In the journal PLOS ONE, scientists report that a microsporidian called Nosema ceranae, which has been known to infect adult Asiatic and European honeybees, can also infect honeybee larvae. They also discovered that honeybee larvae infected with the microsporidian have reduced lifespans as adults.
Since 2006, beekeepers in North America and Europe have lost about one-third of their bee colonies each year due to "colony collapse disorder" (CCD). More recently, a study showed that honeybee numbers have dropped more than 40 percent during the year spanning April 2014 to April 2015.
While the exact cause is unknown, scientists have speculated that pesticides, pathogens, mites and certain beekeeping practices have all contributed to this decline. Nosema ceranae, a kind of fungal pathogen spread by spores, is also implicated in CCD because it reduces colony health and is widespread.
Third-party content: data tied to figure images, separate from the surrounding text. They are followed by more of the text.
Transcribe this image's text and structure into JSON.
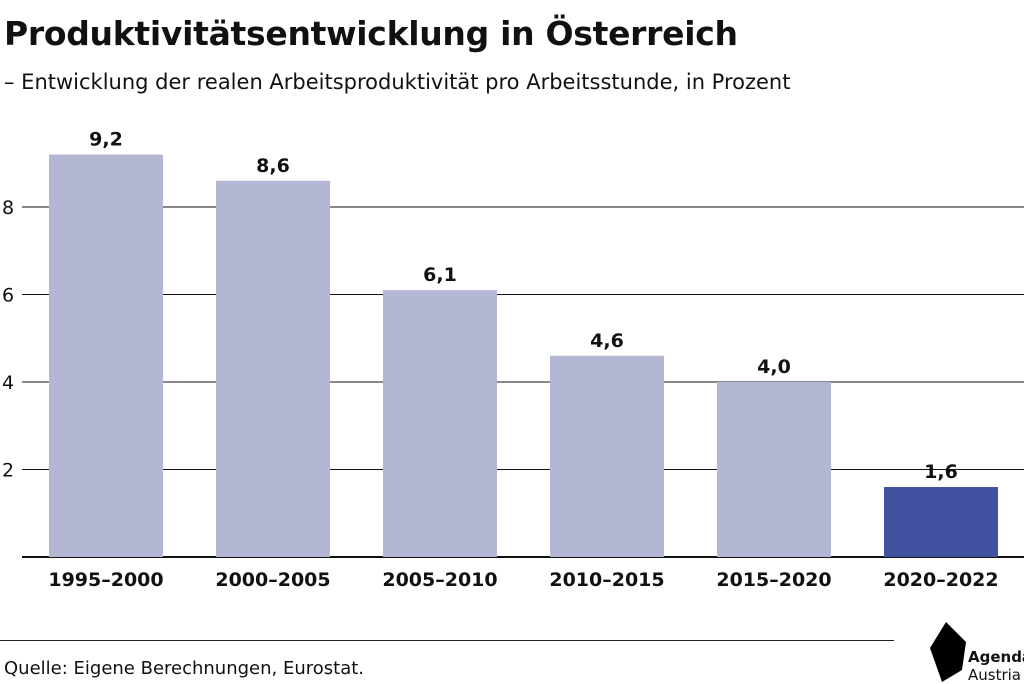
{
  "title": "Produktivitätsentwicklung in Österreich",
  "subtitle": "– Entwicklung der realen Arbeitsproduktivität pro Arbeitsstunde, in Prozent",
  "source": "Quelle: Eigene Berechnungen, Eurostat.",
  "logo": {
    "line1": "Agenda",
    "line2": "Austria"
  },
  "colors": {
    "bar": "#b3b7d4",
    "highlight": "#4153a0",
    "grid": "#111111"
  },
  "chart_data": {
    "type": "bar",
    "categories": [
      "1995–2000",
      "2000–2005",
      "2005–2010",
      "2010–2015",
      "2015–2020",
      "2020–2022"
    ],
    "values": [
      9.2,
      8.6,
      6.1,
      4.6,
      4.0,
      1.6
    ],
    "value_labels": [
      "9,2",
      "8,6",
      "6,1",
      "4,6",
      "4,0",
      "1,6"
    ],
    "highlight_index": 5,
    "yticks": [
      2,
      4,
      6,
      8
    ],
    "ylim": [
      0,
      10
    ],
    "grid": true
  }
}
"Previous research suggested that Nosema ceranae could not infect honey bee larvae," James Nieh, a professor of biology at the University of California, San Diego, who headed the research effort, said in a statement. "But this was largely based upon indirect evidence: spore counts in newly emerged adult bees, which typically have low spore counts."
Nieh and his colleagues reached their conclusion after conducting experiments with larvae exposed to spores and reared in the lab. However, they point out that the extent of larval infection needs to be studied further using field bee colonies to determine the true impact of larval infection on colony health. Still, their findings are promising, especially considering that another recent study detected low levels of Nosema DNA in honeybee larvae, suggesting that larval infection can occur in field colonies.
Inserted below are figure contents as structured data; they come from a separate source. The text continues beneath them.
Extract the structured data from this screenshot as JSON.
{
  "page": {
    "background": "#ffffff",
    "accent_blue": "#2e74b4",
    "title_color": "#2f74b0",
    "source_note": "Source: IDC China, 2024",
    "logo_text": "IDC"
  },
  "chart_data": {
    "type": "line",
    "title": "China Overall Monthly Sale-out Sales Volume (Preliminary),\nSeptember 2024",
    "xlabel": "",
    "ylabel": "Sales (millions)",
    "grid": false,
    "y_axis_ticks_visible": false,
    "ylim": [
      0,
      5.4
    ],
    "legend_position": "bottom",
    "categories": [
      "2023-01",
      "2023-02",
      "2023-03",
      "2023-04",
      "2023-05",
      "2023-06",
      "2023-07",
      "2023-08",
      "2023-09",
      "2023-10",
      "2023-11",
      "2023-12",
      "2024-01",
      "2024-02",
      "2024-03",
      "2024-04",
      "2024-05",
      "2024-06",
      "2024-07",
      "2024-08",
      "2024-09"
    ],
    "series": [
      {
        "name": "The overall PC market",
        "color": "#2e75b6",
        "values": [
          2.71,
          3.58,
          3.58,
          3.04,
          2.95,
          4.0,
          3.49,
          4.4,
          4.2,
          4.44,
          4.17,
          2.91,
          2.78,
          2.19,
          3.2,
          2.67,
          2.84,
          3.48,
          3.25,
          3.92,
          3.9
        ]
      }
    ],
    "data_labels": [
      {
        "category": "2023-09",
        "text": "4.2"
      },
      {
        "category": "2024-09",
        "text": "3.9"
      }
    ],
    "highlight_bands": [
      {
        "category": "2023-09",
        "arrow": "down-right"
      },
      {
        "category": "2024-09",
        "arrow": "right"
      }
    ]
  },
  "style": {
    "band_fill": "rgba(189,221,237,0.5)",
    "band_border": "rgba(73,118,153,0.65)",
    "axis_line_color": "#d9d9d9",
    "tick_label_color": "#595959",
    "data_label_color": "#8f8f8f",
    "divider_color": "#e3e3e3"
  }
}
"However, no study had directly investigated whether larvae could become infected with Nosema ceranae," said graduate student Daren Eiri, the study's first author. "Our study provides a direction to continue investigating this question outside the lab and in the field using entire colonies."
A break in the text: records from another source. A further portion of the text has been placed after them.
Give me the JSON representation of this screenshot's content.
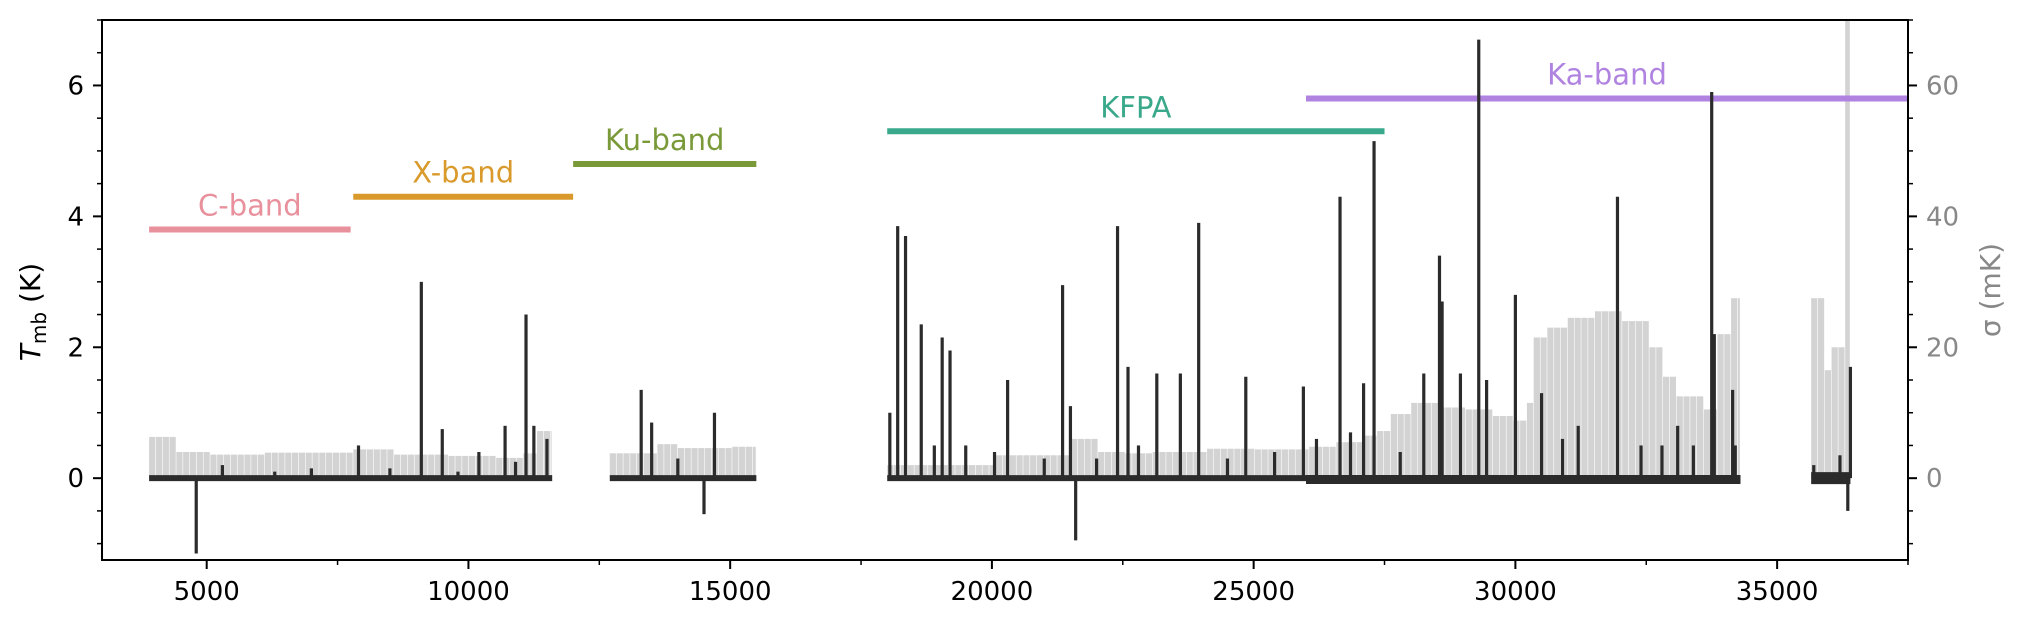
{
  "chart_data": {
    "type": "line",
    "title": "",
    "xlabel": "",
    "ylabel": "T_mb (K)",
    "ylabel_main": "T",
    "ylabel_sub": "mb",
    "ylabel_unit": " (K)",
    "ylabel_right": "σ (mK)",
    "xlim": [
      3000,
      37500
    ],
    "ylim": [
      -1.25,
      7.0
    ],
    "ylim_right": [
      -12.5,
      70.0
    ],
    "x_ticks": [
      5000,
      10000,
      15000,
      20000,
      25000,
      30000,
      35000
    ],
    "y_ticks": [
      0,
      2,
      4,
      6
    ],
    "y_ticks_right": [
      0,
      20,
      40,
      60
    ],
    "colors": {
      "spectrum": "#2b2b2b",
      "noise": "#d3d3d3",
      "right_axis": "#888888"
    },
    "bands": [
      {
        "name": "C-band",
        "x_start": 3900,
        "x_end": 7750,
        "y": 3.8,
        "color": "#e8919d"
      },
      {
        "name": "X-band",
        "x_start": 7800,
        "x_end": 12000,
        "y": 4.3,
        "color": "#d99a2b"
      },
      {
        "name": "Ku-band",
        "x_start": 12000,
        "x_end": 15500,
        "y": 4.8,
        "color": "#7a9a3a"
      },
      {
        "name": "KFPA",
        "x_start": 18000,
        "x_end": 27500,
        "y": 5.3,
        "color": "#3aa88a"
      },
      {
        "name": "Ka-band",
        "x_start": 26000,
        "x_end": 37500,
        "y": 5.8,
        "color": "#b083e0"
      }
    ],
    "spectrum_segments": [
      {
        "x_start": 3900,
        "x_end": 11600
      },
      {
        "x_start": 12700,
        "x_end": 15500
      },
      {
        "x_start": 18000,
        "x_end": 34300
      },
      {
        "x_start": 35650,
        "x_end": 36400
      }
    ],
    "lines": [
      [
        4800,
        -1.15
      ],
      [
        5300,
        0.2
      ],
      [
        6300,
        0.1
      ],
      [
        7000,
        0.15
      ],
      [
        7900,
        0.5
      ],
      [
        8500,
        0.15
      ],
      [
        9100,
        3.0
      ],
      [
        9500,
        0.75
      ],
      [
        9800,
        0.1
      ],
      [
        10200,
        0.4
      ],
      [
        10700,
        0.8
      ],
      [
        11100,
        2.5
      ],
      [
        11250,
        0.8
      ],
      [
        11500,
        0.6
      ],
      [
        10900,
        0.25
      ],
      [
        13300,
        1.35
      ],
      [
        13500,
        0.85
      ],
      [
        14000,
        0.3
      ],
      [
        14500,
        -0.55
      ],
      [
        14700,
        1.0
      ],
      [
        18050,
        1.0
      ],
      [
        18200,
        3.85
      ],
      [
        18350,
        3.7
      ],
      [
        18650,
        2.35
      ],
      [
        18900,
        0.5
      ],
      [
        19050,
        2.15
      ],
      [
        19200,
        1.95
      ],
      [
        19500,
        0.5
      ],
      [
        20050,
        0.4
      ],
      [
        20300,
        1.5
      ],
      [
        21000,
        0.3
      ],
      [
        21350,
        2.95
      ],
      [
        21500,
        1.1
      ],
      [
        21600,
        -0.95
      ],
      [
        22000,
        0.3
      ],
      [
        22400,
        3.85
      ],
      [
        22600,
        1.7
      ],
      [
        22800,
        0.5
      ],
      [
        23150,
        1.6
      ],
      [
        23600,
        1.6
      ],
      [
        23950,
        3.9
      ],
      [
        24500,
        0.3
      ],
      [
        24850,
        1.55
      ],
      [
        25400,
        0.4
      ],
      [
        25950,
        1.4
      ],
      [
        26200,
        0.6
      ],
      [
        26650,
        4.3
      ],
      [
        26850,
        0.7
      ],
      [
        27100,
        1.45
      ],
      [
        27300,
        5.15
      ],
      [
        27800,
        0.4
      ],
      [
        28250,
        1.6
      ],
      [
        28550,
        3.4
      ],
      [
        28600,
        2.7
      ],
      [
        28950,
        1.6
      ],
      [
        29300,
        6.7
      ],
      [
        29450,
        1.5
      ],
      [
        30000,
        2.8
      ],
      [
        30500,
        1.3
      ],
      [
        30900,
        0.6
      ],
      [
        31200,
        0.8
      ],
      [
        31950,
        4.3
      ],
      [
        32400,
        0.5
      ],
      [
        32800,
        0.5
      ],
      [
        33100,
        0.8
      ],
      [
        33400,
        0.5
      ],
      [
        33750,
        5.9
      ],
      [
        33800,
        2.2
      ],
      [
        34150,
        1.35
      ],
      [
        34200,
        0.5
      ],
      [
        35700,
        0.2
      ],
      [
        36200,
        0.35
      ],
      [
        36400,
        1.7
      ],
      [
        36350,
        -0.5
      ]
    ],
    "noise_profile": [
      [
        3900,
        6.3
      ],
      [
        4300,
        4.0
      ],
      [
        5000,
        3.6
      ],
      [
        6000,
        3.9
      ],
      [
        7000,
        3.9
      ],
      [
        7750,
        4.4
      ],
      [
        8500,
        3.6
      ],
      [
        9500,
        3.4
      ],
      [
        10500,
        3.1
      ],
      [
        11000,
        3.8
      ],
      [
        11300,
        7.2
      ],
      [
        11600,
        7.2
      ],
      [
        12700,
        3.8
      ],
      [
        13500,
        5.2
      ],
      [
        14000,
        4.6
      ],
      [
        15000,
        4.8
      ],
      [
        15500,
        4.8
      ],
      [
        18000,
        2.0
      ],
      [
        20000,
        3.5
      ],
      [
        21500,
        6.0
      ],
      [
        22000,
        4.0
      ],
      [
        22500,
        3.8
      ],
      [
        23000,
        4.0
      ],
      [
        24000,
        4.5
      ],
      [
        25000,
        4.4
      ],
      [
        26000,
        4.8
      ],
      [
        26500,
        5.5
      ],
      [
        27000,
        6.5
      ],
      [
        27300,
        7.2
      ],
      [
        27500,
        9.8
      ],
      [
        28000,
        11.5
      ],
      [
        28500,
        10.8
      ],
      [
        29000,
        10.5
      ],
      [
        29500,
        9.5
      ],
      [
        29900,
        8.8
      ],
      [
        30100,
        11.5
      ],
      [
        30300,
        21.5
      ],
      [
        30500,
        23.0
      ],
      [
        31000,
        24.5
      ],
      [
        31500,
        25.5
      ],
      [
        32000,
        24.0
      ],
      [
        32500,
        20.0
      ],
      [
        32800,
        15.5
      ],
      [
        33000,
        12.5
      ],
      [
        33500,
        10.5
      ],
      [
        33800,
        22.0
      ],
      [
        34000,
        27.5
      ],
      [
        34300,
        29.0
      ],
      [
        35650,
        27.5
      ],
      [
        35800,
        16.5
      ],
      [
        36000,
        20.0
      ],
      [
        36200,
        17.0
      ],
      [
        36300,
        70.0
      ],
      [
        36400,
        17.0
      ]
    ]
  }
}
In addition, it may also help to solve a longstanding mystery.
"One puzzling aspect of Nosema ceranae infection is that infection in adult bees usually decreases after medication is given by beekeepers to a colony, but can later resurge," Nieh said. "Some of this resurgent infection could be due to transmission between bee colonies or to adult bees that have a low, but resistant level of infection."
"However," he added, "our study raises the possibility that brood are also infected. If so, this typically would not be detected for weeks until the emergence of adult bees. Generally, older adult bees are more heavily infected with Nosema. Thus, bees infected as brood may not develop high Nosema spore counts until they are much older adults, further delaying detection."
With this and future research, hopefully scientists may soon be able to figure out what is behind the mysterious declines in honeybee populations worldwide over the past decade, and how to save these precious pollinators.